What you have with a band like Distophia, though, isn’t just a cross between three of the greatest nineties American bands; …Trail of Dead, Pavement and Sonic Youth. What you have is a band that I want to be the soundtrack to my feeble life, and what every other kid picking up an oversized electric guitar rebelling against their Phil Collins-loving parents should want to sound like at first, i.e. intelligent, loud, sarcastic and, well, brilliant and better than a tsunami sandwich (politically incorrect – Ed). ‘Soda Lake’ was a good EP/LP type thingy with noisy guitars, shouty lyrics, nonchalant changes of tempo, that soft-loud-very fucking loud thing (crescendo and tremolo – Ed), messy middle eight/ending only t’Yoof managed to pull off successfully nearly twenty years ago (twenty years ago already! Blimey) and live Gary Glitter would struggle to better them. But these guys have the imagination and personality to take this current retarded genre of ‘alternative’ unchallenging music, rape it silly with integrity and put it back where it should have stayed; in the apathetic arseholes of Middle English record labels and the wet dreams of mongoloid NME ‘writers.’
From what I gathered, their new album, ‘Beat Dyslexia’, has even more gems to try and break the force field of this piss poor 80’s American invasion. ‘Starvation Cove’, new single ‘Children Know the Score’, and all out spaz noise closer that was introduced as something like ‘What the M.I.L.F,’ but I can’t remember, I had a headache by this time, a beauty induced one might I add, sound like they’ve upped the wall of guitar death rattle, added a few more sprinkles of pop and few more dollops of dynamic inventiveness, that’ll surely make it this summers greatest English album and them one of the best English bands. Eff-Ay-See-Tee. FACT.

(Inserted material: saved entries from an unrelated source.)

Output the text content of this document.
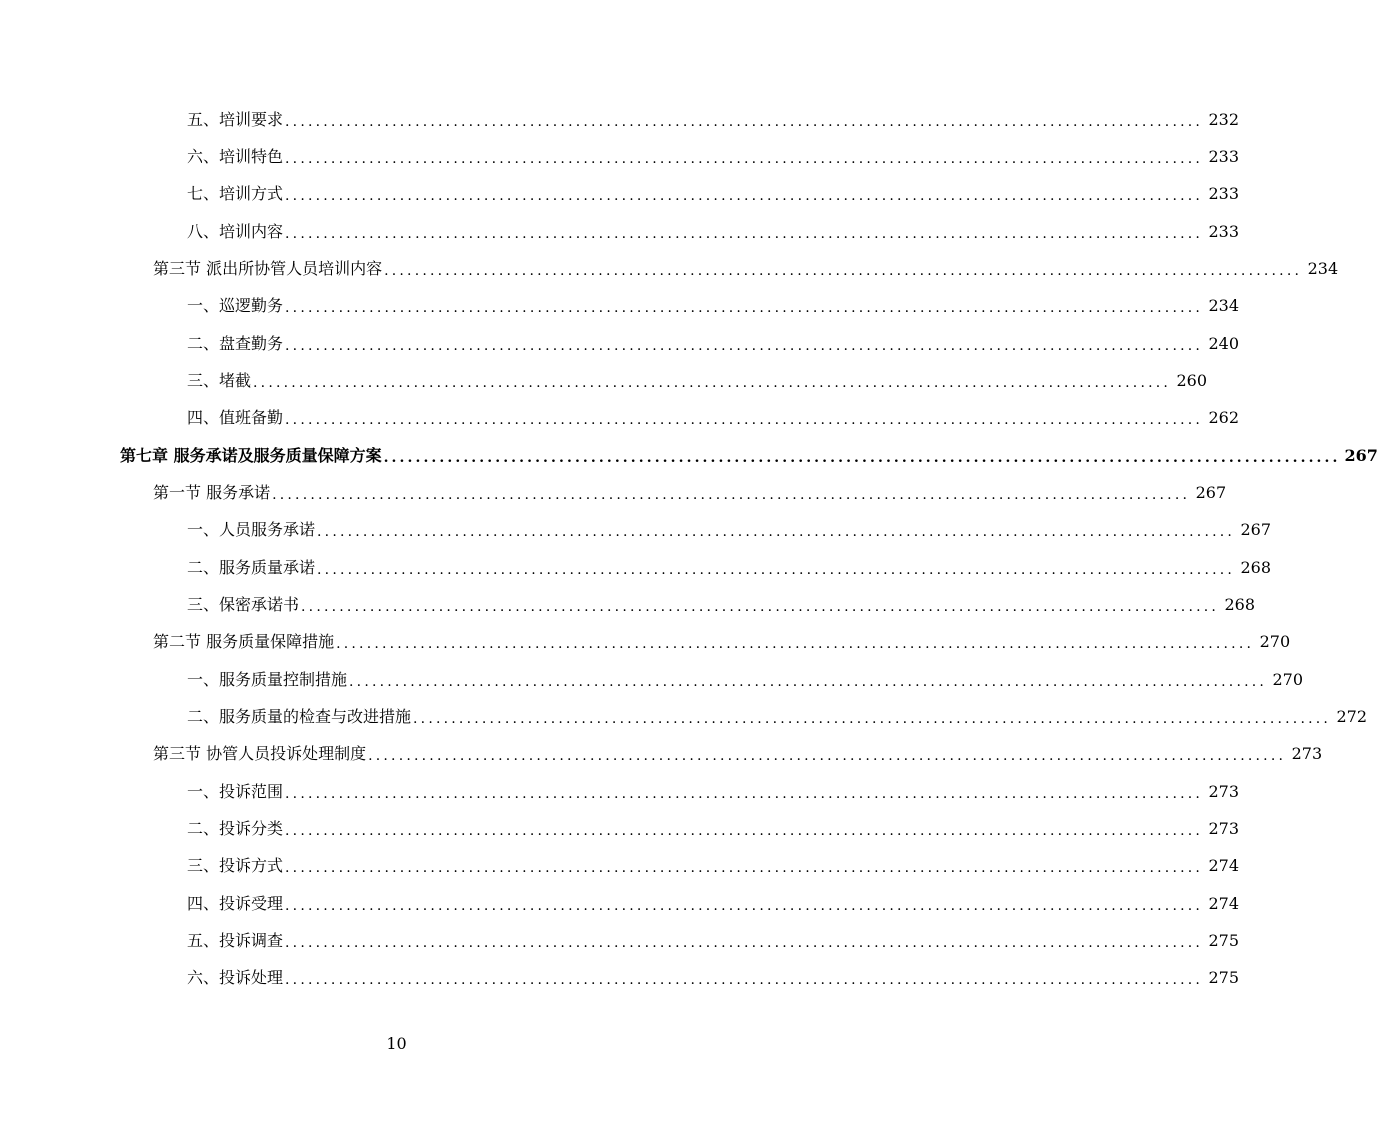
五、培训要求 ........................................................................................................................ 232
六、培训特色 ........................................................................................................................ 233
七、培训方式 ........................................................................................................................ 233
八、培训内容 ........................................................................................................................ 233
第三节 派出所协管人员培训内容 ........................................................................................................................ 234
一、巡逻勤务 ........................................................................................................................ 234
二、盘查勤务 ........................................................................................................................ 240
三、堵截 ........................................................................................................................ 260
四、值班备勤 ........................................................................................................................ 262
第七章 服务承诺及服务质量保障方案 ........................................................................................................................ 267
第一节 服务承诺 ........................................................................................................................ 267
一、人员服务承诺 ........................................................................................................................ 267
二、服务质量承诺 ........................................................................................................................ 268
三、保密承诺书 ........................................................................................................................ 268
第二节 服务质量保障措施 ........................................................................................................................ 270
一、服务质量控制措施 ........................................................................................................................ 270
二、服务质量的检查与改进措施 ........................................................................................................................ 272
第三节 协管人员投诉处理制度 ........................................................................................................................ 273
一、投诉范围 ........................................................................................................................ 273
二、投诉分类 ........................................................................................................................ 273
三、投诉方式 ........................................................................................................................ 274
四、投诉受理 ........................................................................................................................ 274
五、投诉调查 ........................................................................................................................ 275
六、投诉处理 ........................................................................................................................ 275
10
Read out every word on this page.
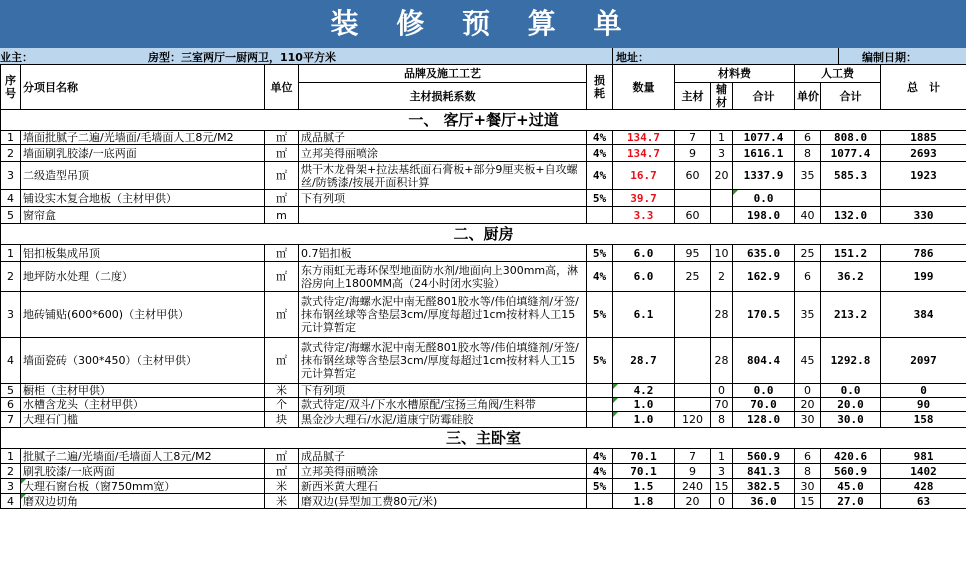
装 修 预 算 单
业主：	房型：三室两厅一厨两卫，110平方米	地址：	编制日期：
序号	分项目名称	单位	品牌及施工工艺	损耗	数量	材料费			人工费		总　计
			主材损耗系数			主材	辅材	合计	单价	合计	
一、 客厅+餐厅+过道											
1	墙面批腻子二遍/光墙面/毛墙面人工8元/M2	㎡	成品腻子	4%	134.7	7	1	1077.4	6	808.0	1885
2	墙面刷乳胶漆/一底两面	㎡	立邦美得丽喷涂	4%	134.7	9	3	1616.1	8	1077.4	2693
3	二级造型吊顶	㎡	烘干木龙骨架+拉法基纸面石膏板+部分9厘夹板+自攻螺丝/防锈漆/按展开面积计算	4%	16.7	60	20	1337.9	35	585.3	1923
4	铺设实木复合地板（主材甲供）	㎡	下有列项	5%	39.7			0.0			
5	窗帘盒	m			3.3	60		198.0	40	132.0	330
二、厨房											
1	铝扣板集成吊顶	㎡	0.7铝扣板	5%	6.0	95	10	635.0	25	151.2	786
2	地坪防水处理（二度）	㎡	东方雨虹无毒环保型地面防水剂/地面向上300mm高，淋浴房向上1800MM高（24小时闭水实验）	4%	6.0	25	2	162.9	6	36.2	199
3	地砖铺贴(600*600)（主材甲供）	㎡	款式待定/海螺水泥中南无醛801胶水等/伟伯填缝剂/牙签/抹布钢丝球等含垫层3cm/厚度每超过1cm按材料人工15元计算暂定	5%	6.1		28	170.5	35	213.2	384
4	墙面瓷砖（300*450）（主材甲供）	㎡	款式待定/海螺水泥中南无醛801胶水等/伟伯填缝剂/牙签/抹布钢丝球等含垫层3cm/厚度每超过1cm按材料人工15元计算暂定	5%	28.7		28	804.4	45	1292.8	2097
5	橱柜（主材甲供）	米	下有列项		4.2		0	0.0	0	0.0	0
6	水槽含龙头（主材甲供）	个	款式待定/双斗/下水水槽原配/宝扬三角阀/生料带		1.0		70	70.0	20	20.0	90
7	大理石门槛	块	黑金沙大理石/水泥/道康宁防霉硅胶		1.0	120	8	128.0	30	30.0	158
三、主卧室											
1	批腻子二遍/光墙面/毛墙面人工8元/M2	㎡	成品腻子	4%	70.1	7	1	560.9	6	420.6	981
2	刷乳胶漆/一底两面	㎡	立邦美得丽喷涂	4%	70.1	9	3	841.3	8	560.9	1402
3	大理石窗台板（窗750mm宽）	米	新西米黄大理石	5%	1.5	240	15	382.5	30	45.0	428
4	磨双边切角	米	磨双边(异型加工费80元/米)		1.8	20	0	36.0	15	27.0	63
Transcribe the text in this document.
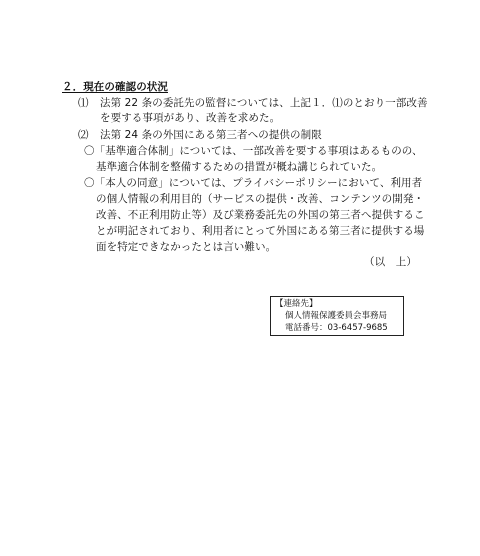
２．現在の確認の状況
⑴ 法第 22 条の委託先の監督については、上記１．⑴のとおり一部改善
を要する事項があり、改善を求めた。
⑵ 法第 24 条の外国にある第三者への提供の制限
〇「基準適合体制」については、一部改善を要する事項はあるものの、
基準適合体制を整備するための措置が概ね講じられていた。
〇「本人の同意」については、プライバシーポリシーにおいて、利用者
の個人情報の利用目的（サービスの提供・改善、コンテンツの開発・
改善、不正利用防止等）及び業務委託先の外国の第三者へ提供するこ
とが明記されており、利用者にとって外国にある第三者に提供する場
面を特定できなかったとは言い難い。
（以　上）
【連絡先】
個人情報保護委員会事務局
電話番号：03-6457-9685
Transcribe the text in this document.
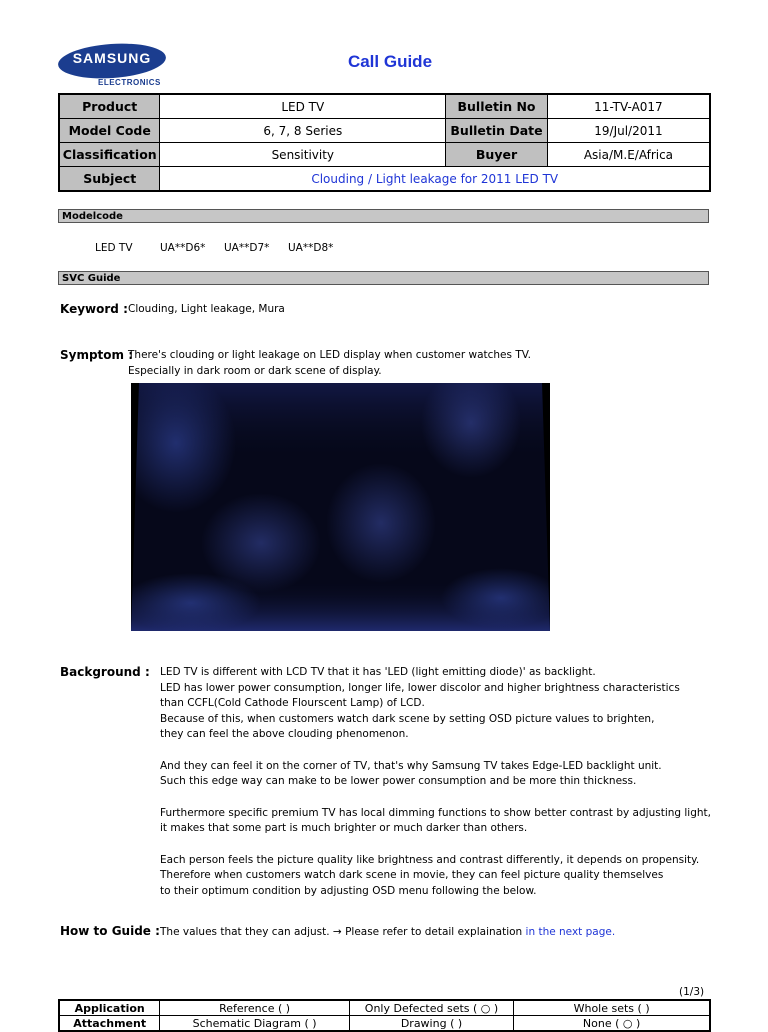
SAMSUNG
ELECTRONICS
Call Guide
Product	LED TV	Bulletin No	11-TV-A017
Model Code	6, 7, 8 Series	Bulletin Date	19/Jul/2011
Classification	Sensitivity	Buyer	Asia/M.E/Africa
Subject	Clouding / Light leakage for 2011 LED TV		
Modelcode
LED TV	UA**D6* UA**D7* UA**D8*
SVC Guide
Keyword : Clouding, Light leakage, Mura
Symptom :
There's clouding or light leakage on LED display when customer watches TV.
Especially in dark room or dark scene of display.
Background : LED TV is different with LCD TV that it has 'LED (light emitting diode)' as backlight.
LED has lower power consumption, longer life, lower discolor and higher brightness characteristics
than CCFL(Cold Cathode Flourscent Lamp) of LCD.
Because of this, when customers watch dark scene by setting OSD picture values to brighten,
they can feel the above clouding phenomenon.
And they can feel it on the corner of TV, that's why Samsung TV takes Edge-LED backlight unit.
Such this edge way can make to be lower power consumption and be more thin thickness.
Furthermore specific premium TV has local dimming functions to show better contrast by adjusting light,
it makes that some part is much brighter or much darker than others.
Each person feels the picture quality like brightness and contrast differently, it depends on propensity.
Therefore when customers watch dark scene in movie, they can feel picture quality themselves
to their optimum condition by adjusting OSD menu following the below.
How to Guide : The values that they can adjust. → Please refer to detail explaination in the next page.
(1/3)
Application	Reference ( )	Only Defected sets ( ○ )	Whole sets ( )
Attachment	Schematic Diagram ( )	Drawing ( )	None ( ○ )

Anyway, what’s worse than watching a band called Athlete? Watching a band that is a piss bag watered down Athlete and called The BreadMakers(?). Actually no I’ll correct myself; they also mixed into the formula a tiny bit of Maroon 5 just to add to their elusive coolness. Why would you want to sound like this? Why would you want to embrace banality with two hands and shower it on the world like severely painfully acid rain? Please stop, if not for my sake then for the sake of music itself, religion, eardrums and premature babies hanging onto their existence everywhere. If they hear it they’ll unplug their own life support machines. You’re about as useful as an Anti-bullying wristband. Fuck off. Also, The Bexley’s were shite too.